As shown in Table 1, the degree of increase in resistance value after PCT test of Examples 1 and 2 is lower and there is no leak current between electrodes, as compared with those of Comparative Example 1. It can be considered that this is because migration of silver occurred in Comparative Example 1, but migration is prevented in Example 1.

Furthermore, adaptability to a large current as used in a plasma display panel was evaluated by turning on electricity by carrying out the following method.

Two ITO glass substrates having a size of 20×40 mm and ITO line width at the connecting portion of 300 μm were prepared. A composition prepared by dispersing 0.5% by weight of each of the resulting electrically conductive fine particles and 1.5% by weight of silica spacer in an epoxy resin (manufactured by Japan Epoxy Resins Co., Ltd., “Epicoat 1009”) as a thermosetting resin was applied onto one of the glass substrates. Thereafter, position of the other glass substrate was adjusted to overlap with the electrode pattern of the one glass substrate and the glass substrates were thermally compressed, to prepare a specimen in a form of ITO/electrically conductive fine particle paste/ITO. It was determined whether the specimen is adaptable to a large voltage by confirming whether or not the electrically conductive fine particles were disrupted by applying a current of 10 mA and a voltage of 100 V.
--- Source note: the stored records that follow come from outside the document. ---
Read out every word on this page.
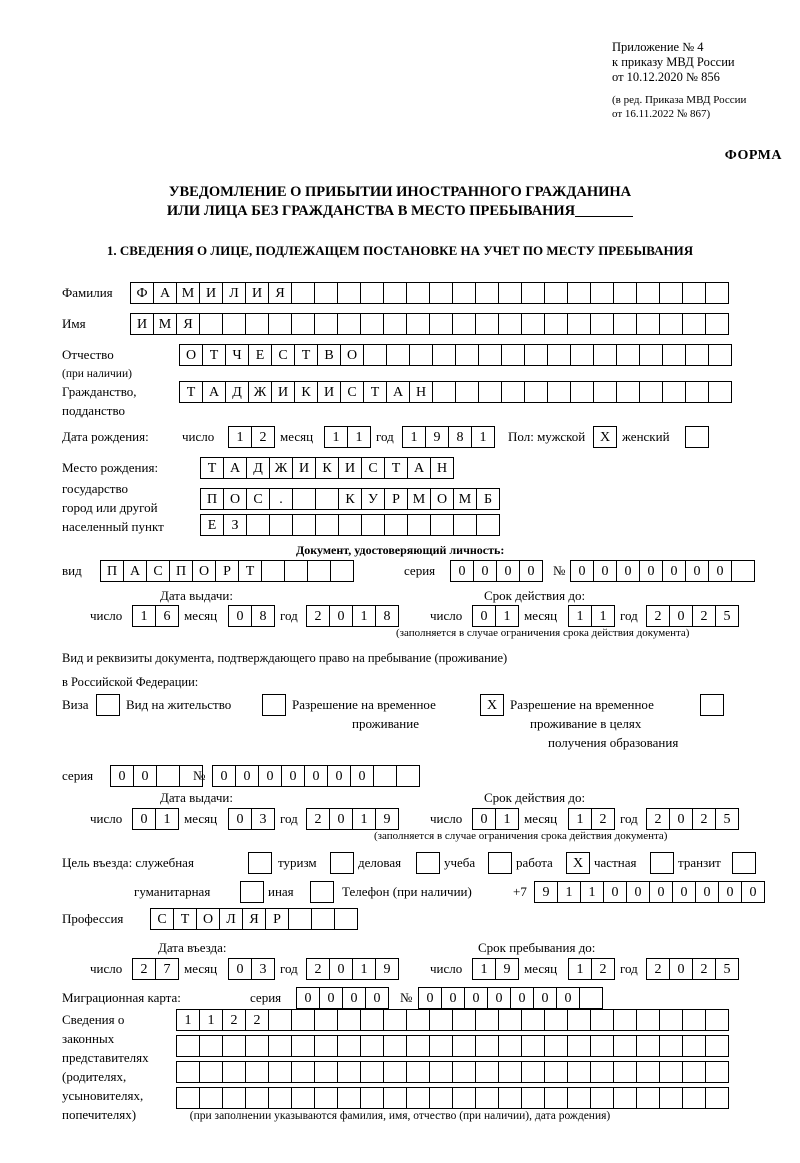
Приложение № 4
к приказу МВД России
от 10.12.2020 № 856
(в ред. Приказа МВД России
от 16.11.2022 № 867)
ФОРМА
УВЕДОМЛЕНИЕ О ПРИБЫТИИ ИНОСТРАННОГО ГРАЖДАНИНА
ИЛИ ЛИЦА БЕЗ ГРАЖДАНСТВА В МЕСТО ПРЕБЫВАНИЯ
1. СВЕДЕНИЯ О ЛИЦЕ, ПОДЛЕЖАЩЕМ ПОСТАНОВКЕ НА УЧЕТ ПО МЕСТУ ПРЕБЫВАНИЯ
Фамилия	Ф А М И Л И Я
Имя	И М Я
Отчество
(при наличии)
О Т	Ч	Е	С	Т	В О
Гражданство,
подданство
Т А Д Ж И К И С	Т А Н
Дата рождения:	число	1	2	месяц	1	1	год	1	9	8	1	Пол: мужской	X женский
Место рождения:
государство
город или другой
населенный пункт
Т А Д Ж И К И С	Т А Н
П О С	.	К У	Р М О М Б
Е	З
Документ, удостоверяющий личность:
вид	П А С П О	Р	Т	серия	0	0	0	0	№ 0	0	0	0	0	0	0
Дата выдачи:	Срок действия до:
число	1	6	месяц	0	8	год	2	0	1	8	число	0	1	месяц	1	1	год	2	0	2	5
(заполняется в случае ограничения срока действия документа)
Вид и реквизиты документа, подтверждающего право на пребывание (проживание)
в Российской Федерации:
Виза	Вид на жительство	Разрешение на временное
проживание
X Разрешение на временное
проживание в целях
получения образования
серия	0	0	№	0	0	0	0	0	0	0
Дата выдачи:	Срок действия до:
число	0	1	месяц	0	3	год	2	0	1	9	число	0	1	месяц	1	2	год	2	0	2	5
(заполняется в случае ограничения срока действия документа)
Цель въезда: служебная	туризм	деловая	учеба	работа	X частная	транзит
гуманитарная	иная	Телефон (при наличии)	+7	9	1	1	0	0	0	0	0	0	0
Профессия	С	Т О Л Я	Р
Дата въезда:	Срок пребывания до:
число	2	7	месяц	0	3	год	2	0	1	9	число	1	9	месяц	1	2	год	2	0	2	5
Миграционная карта:	серия	0	0	0	0	№	0	0	0	0	0	0	0
Сведения о
законных
представителях
(родителях,
усыновителях,
попечителях)
1	1	2	2
(при заполнении указываются фамилия, имя, отчество (при наличии), дата рождения)
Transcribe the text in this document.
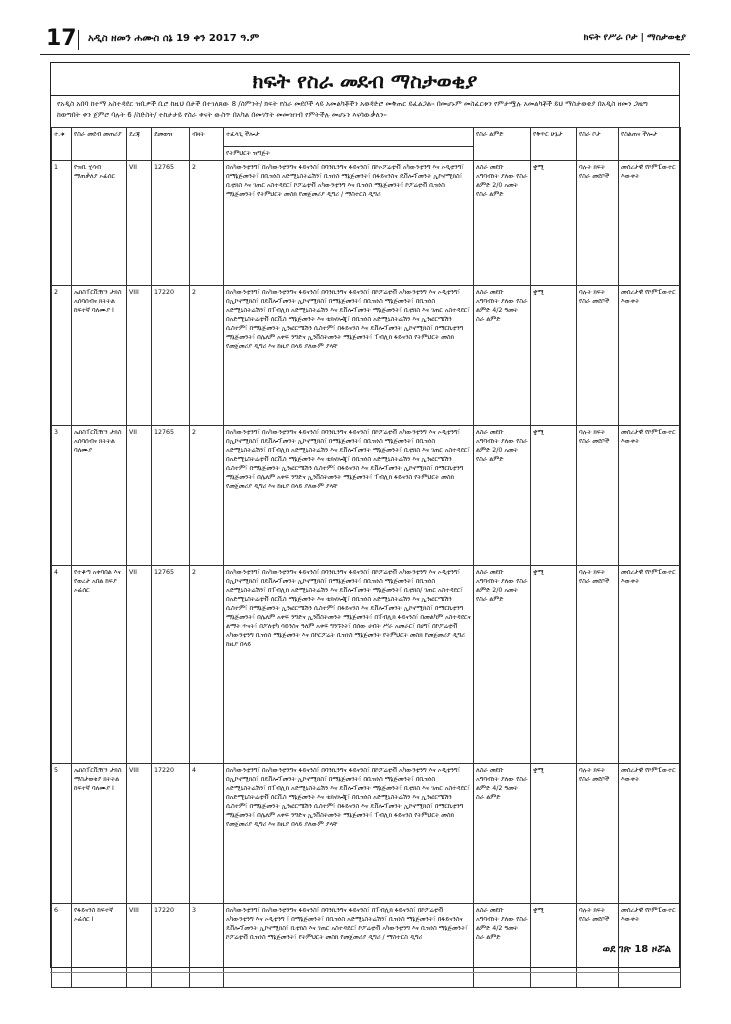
17 አዲስ ዘመን ሐሙስ ሰኔ 19 ቀን 2017 ዓ.ም	ክፍት የሥራ ቦታ | ማስታወቂያ
ክፍት የስራ መደብ ማስታወቂያ
የአዲስ አበባ ከተማ አስተዳደር ዝቢዎች ቢሮ ከዚህ በታች በተገለጸው 8 /ስምንት/ ክፍት የስራ መደቦች ላይ አመልካቾችን አወዳድሮ መቅጠር ይፈልጋል፡፡ በመሆኑም መስፈርቱን የምታሟሉ አመልካቾች ይህ ማስታወቂያ በአዲስ ዘመን ጋዜጣ ከወጣበት ቀን ጀምሮ ባሉት 6 /ስድስት/ ተከታታይ የስራ ቀናት ውስጥ በአካል በመገኘት መመዝገብ የምትችሉ መሆኑን እናሳውቃለን፡፡
ተ.ቁ	የስራ መደብ መጠሪያ	ደረጃ	ደመወዝ	ብዛት	ተፈላጊ ችሎታ	የስራ ልምድ	የቅጥር ሁኔታ	የስራ ቦታ	የስልጠና ችሎታ
					የትምህርት ዝግጅት				
1	የዝቢ ሂሳብ ማጠቃለያ ኦፊሰር	VII	12765	2	በአካውንቲንግ፣ በአካውንቲንግና ፋይናንስ፣ በባንኪንግና ፋይናንስ፣ በኮኦፖሬቲቭ አካውንቲንግ እና ኦዲቲንግ፣ በማኔጅመንት፣ በቢዝነስ አድሚኒስትሬሽን፣ ቢዝነስ ማኔጅመንት፣ በፋይናንስና ዴቨሎፕመንት ኢኮኖሚክስ፣ ቢቲክስ እና ገጠር አስተዳደር፣ ኮፖሬቲቭ አካውንቲንግ እና ቢዝነስ ማኔጅመንት፣ ኮፖሬቲቭ ቢዝነስ ማኔጅመንት፣ የትምህርት መስክ የመጀመሪያ ዲግሪ / ማስተርስ ዲግሪ	ለስራ መደቡ አግባብነት ያለው የስራ ልምድ 2/0 አመት የስራ ልምድ	ቋሚ	ባሉት ክፍት የስራ መደቦች	መሰረታዊ የኮምፒውተር እውቀት
2	ኤክስፐርቪዥን ታክስ አሰባሰብና ክትትል ከፍተኛ ባለሙያ I	VIII	17220	2	በአካውንቲንግ፣ በአካውንቲንግና ፋይናንስ፣ በባንኪንግና ፋይናንስ፣ በኮፖሬቲቭ አካውንቲንግ እና ኦዲቲንግ፣ በኢኮኖሚክስ፣ በዴቨሎፕመንት ኢኮኖሚክስ፣ በማኔጅመንት፣ በቢዝነስ ማኔጅመንት፣ በቢዝነስ አድሚኒስትሬሽን፣ በፐብሊክ አድሚኒስትሬሽን እና ዴቨሎፕመንት ማኔጅመንት፣ ቢቲክስ እና ገጠር አስተዳደር፣ በአድሚኒስትሬቲቭ ሰርቪስ ማኔጅመንት እና ቴክኖሎጂ፣ በቢዝነስ አድሚኒስትሬሽን እና ኢንፎርሜሽን ሲስተም፣ በማኔጅመንት ኢንፎርሜሽን ሲስተም፣ በፋይናንስ እና ዴቨሎፕመንት ኢኮኖሚክስ፣ በማርኬቲንግ ማኔጅመንት፣ በሌለም አቀፍ ንግድና ኢንቨስትመንት ማኔጅመንት፣ ፐብሊክ ፋይናንስ የትምህርት መስክ የመጀመሪያ ዲግሪ እና ከዚያ በላይ ያለውም ያላቸ	ለስራ መደቡ አግባብነት ያለው የስራ ልምድ 4/2 ዓመት ስራ ልምድ	ቋሚ	ባሉት ክፍት የስራ መደቦች	መሰረታዊ የኮምፒውተር እውቀት
3	ኤክስፐርቪዥን ታክስ አሰባሰብና ክትትል ባለሙያ	VII	12765	2	በአካውንቲንግ፣ በአካውንቲንግና ፋይናንስ፣ በባንኪንግና ፋይናንስ፣ በኮፖሬቲቭ አካውንቲንግ እና ኦዲቲንግ፣ በኢኮኖሚክስ፣ በዴቨሎፕመንት ኢኮኖሚክስ፣ በማኔጅመንት፣ በቢዝነስ ማኔጅመንት፣ በቢዝነስ አድሚኒስትሬሽን፣ በፐብሊክ አድሚኒስትሬሽን እና ዴቨሎፕመንት ማኔጅመንት፣ ቢቲክስ እና ገጠር አስተዳደር፣ በአድሚኒስትሬቲቭ ሰርቪስ ማኔጅመንት እና ቴክኖሎጂ፣ በቢዝነስ አድሚኒስትሬሽን እና ኢንፎርሜሽን ሲስተም፣ በማኔጅመንት ኢንፎርሜሽን ሲስተም፣ በፋይናንስ እና ዴቨሎፕመንት ኢኮኖሚክስ፣ በማርኬቲንግ ማኔጅመንት፣ በሌለም አቀፍ ንግድና ኢንቨስትመንት ማኔጅመንት፣ ፐብሊክ ፋይናንስ የትምህርት መስክ የመጀመሪያ ዲግሪ እና ከዚያ በላይ ያለውም ያላቸ	ለስራ መደቡ አግባብነት ያለው የስራ ልምድ 2/0 አመት የስራ ልምድ	ቋሚ	ባሉት ክፍት የስራ መደቦች	መሰረታዊ የኮምፒውተር እውቀት
4	የተቆጣ አቀባበል እና የወረታ አበል ከፍያ ኦፊሰር	VII	12765	2	በአካውንቲንግ፣ በአካውንቲንግና ፋይናንስ፣ በባንኪንግና ፋይናንስ፣ በኮፖሬቲቭ አካውንቲንግ እና ኦዲቲንግ፣ በኢኮኖሚክስ፣ በዴቨሎፕመንት ኢኮኖሚክስ፣ በማኔጅመንት፣ በቢዝነስ ማኔጅመንት፣ በቢዝነስ አድሚኒስትሬሽን፣ በፐብሊክ አድሚኒስትሬሽን እና ዴቨሎፕመንት ማኔጅመንት፣ ቢቲክስ/ ገጠር አስተዳደር፣ በአድሚኒስትሬቲቭ ሰርቪስ ማኔጅመንት እና ቴክኖሎጂ፣ በቢዝነስ አድሚኒስትሬሽን እና ኢንፎርሜሽን ሲስተም፣ በማኔጅመንት ኢንፎርሜሽን ሲስተም፣ በፋይናንስ እና ዴቨሎፕመንት ኢኮኖሚክስ፣ በማርኬቲንግ ማኔጅመንት፣ በሌለም አቀፍ ንግድና ኢንቨስትመንት ማኔጅመንት፣ በፐብሊክ ፋይናንስ፣ በመልካም አስተዳደርና ልማት ጥናት፣ በፖለቲካ ሳይንስና ዓለም አቀፍ ግንኙነት፣ በሰው ሀብት ሥራ አመራር፣ በሀግ፣ በኮፖሬቲቭ አካውንቲንግ ቢዝነስ ማኔጅመንት እና በኮርፖሬት ቢዝነስ ማኔጅመንት የትምህርት መስክ የመጀመሪያ ዲግሪ ከዚያ በላይ	ለስራ መደቡ አግባብነት ያለው የስራ ልምድ 2/0 አመት የስራ ልምድ	ቋሚ	ባሉት ክፍት የስራ መደቦች	መሰረታዊ የኮምፒውተር እውቀት
5	ኤክስፐርቪዥን ታክስ ማስታወቂያ ክትትል ከፍተኛ ባለሙያ I	VIII	17220	4	በአካውንቲንግ፣ በአካውንቲንግና ፋይናንስ፣ በባንኪንግና ፋይናንስ፣ በኮፖሬቲቭ አካውንቲንግ እና ኦዲቲንግ፣ በኢኮኖሚክስ፣ በዴቨሎፕመንት ኢኮኖሚክስ፣ በማኔጅመንት፣ በቢዝነስ ማኔጅመንት፣ በቢዝነስ አድሚኒስትሬሽን፣ በፐብሊክ አድሚኒስትሬሽን እና ዴቨሎፕመንት ማኔጅመንት፣ ቢቲክስ እና ገጠር አስተዳደር፣ በአድሚኒስትሬቲቭ ሰርቪስ ማኔጅመንት እና ቴክኖሎጂ፣ በቢዝነስ አድሚኒስትሬሽን እና ኢንፎርሜሽን ሲስተም፣ በማኔጅመንት ኢንፎርሜሽን ሲስተም፣ በፋይናንስ እና ዴቨሎፕመንት ኢኮኖሚክስ፣ በማርኬቲንግ ማኔጅመንት፣ በሌለም አቀፍ ንግድና ኢንቨስትመንት ማኔጅመንት፣ ፐብሊክ ፋይናንስ የትምህርት መስክ የመጀመሪያ ዲግሪ እና ከዚያ በላይ ያለውም ያላቸ	ለስራ መደቡ አግባብነት ያለው የስራ ልምድ 4/2 ዓመት ስራ ልምድ	ቋሚ	ባሉት ክፍት የስራ መደቦች	መሰረታዊ የኮምፒውተር እውቀት
6	የፋይናንስ ከፍተኛ ኦፊሰር I	VIII	17220	3	በአካውንቲንግ፣ በአካውንቲንግና ፋይናንስ፣ በባንኪንግና ፋይናንስ፣ በፐብሊክ ፋይናንስ፣ በኮፖሬቲቭ አካውንቲንግ እና ኦዲቲንግ ፣ በማኔጅመንት፣ በቢዝነስ አድሚኒስትሬሽን፣ ቢዝነስ ማኔጅመንት፣ በፋይናንስና ዴቨሎፕመንት ኢኮኖሚክስ፣ ቢቲክስ እና ገጠር አስተዳደር፣ ኮፖሬቲቭ አካውንቲንግ እና ቢዝነስ ማኔጅመንት፣ ኮፖሬቲቭ ቢዝነስ ማኔጅመንት፣ የትምህርት መስክ የመጀመሪያ ዲግሪ / ማስተርስ ዲግሪ	ለስራ መደቡ አግባብነት ያለው የስራ ልምድ 4/2 ዓመት ስራ ልምድ	ቋሚ	ባሉት ክፍት የስራ መደቦች	መሰረታዊ የኮምፒውተር እውቀት
ወደ ገጽ 18 ዞሯል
As a result, since the base particles were copper metal particles both in Example 1 and Comparative Example 1, defective conductivity by disruption of base particles or the like as generated in the electrically conductive fine particles of which base particles are resin particles was not generated. On the other hand, the base particles of the electrically conductive fine particles obtained in Example 2 were disrupted.

INDUSTRIAL APPLICABILITY

According to the present invention, especially even when used especially for a plasma display panel, an electrically conductive fine particle that have low connection resistance and large current capacity upon connection and that can prevent migration by heating to thus have high connection reliability, as well as an anisotropic electrically conductive material using the electrically conductive fine particles and an electrically conductive connection method can be provided.

Claims

1. An electrically conductive fine particle comprising a particle, and an electrically connective film formed on the surface of the particle by electroless plating, wherein said electrically conductive film has a nickel plating film, a tin plating film and a bismuth plating film formed in this order from the inside to the outside by electroless plating, and the electrically conductive film has a silver plating film on the outermost surface.

2. An anisotropic electrically conductive material, wherein the electrically conductive fine particles according to claim 1 are dispersed in a resin binder.

3. An electrically connective connection method, comprising the steps of heating the electrically conductive fine particles according to claim 1 on the surface of an electrode to cause metal heat diffusion to form a silver-bismuth-tin alloy film, and to allow a part of the softened alloy film to flow on the surface of the electrode, thereby increasing a contact area.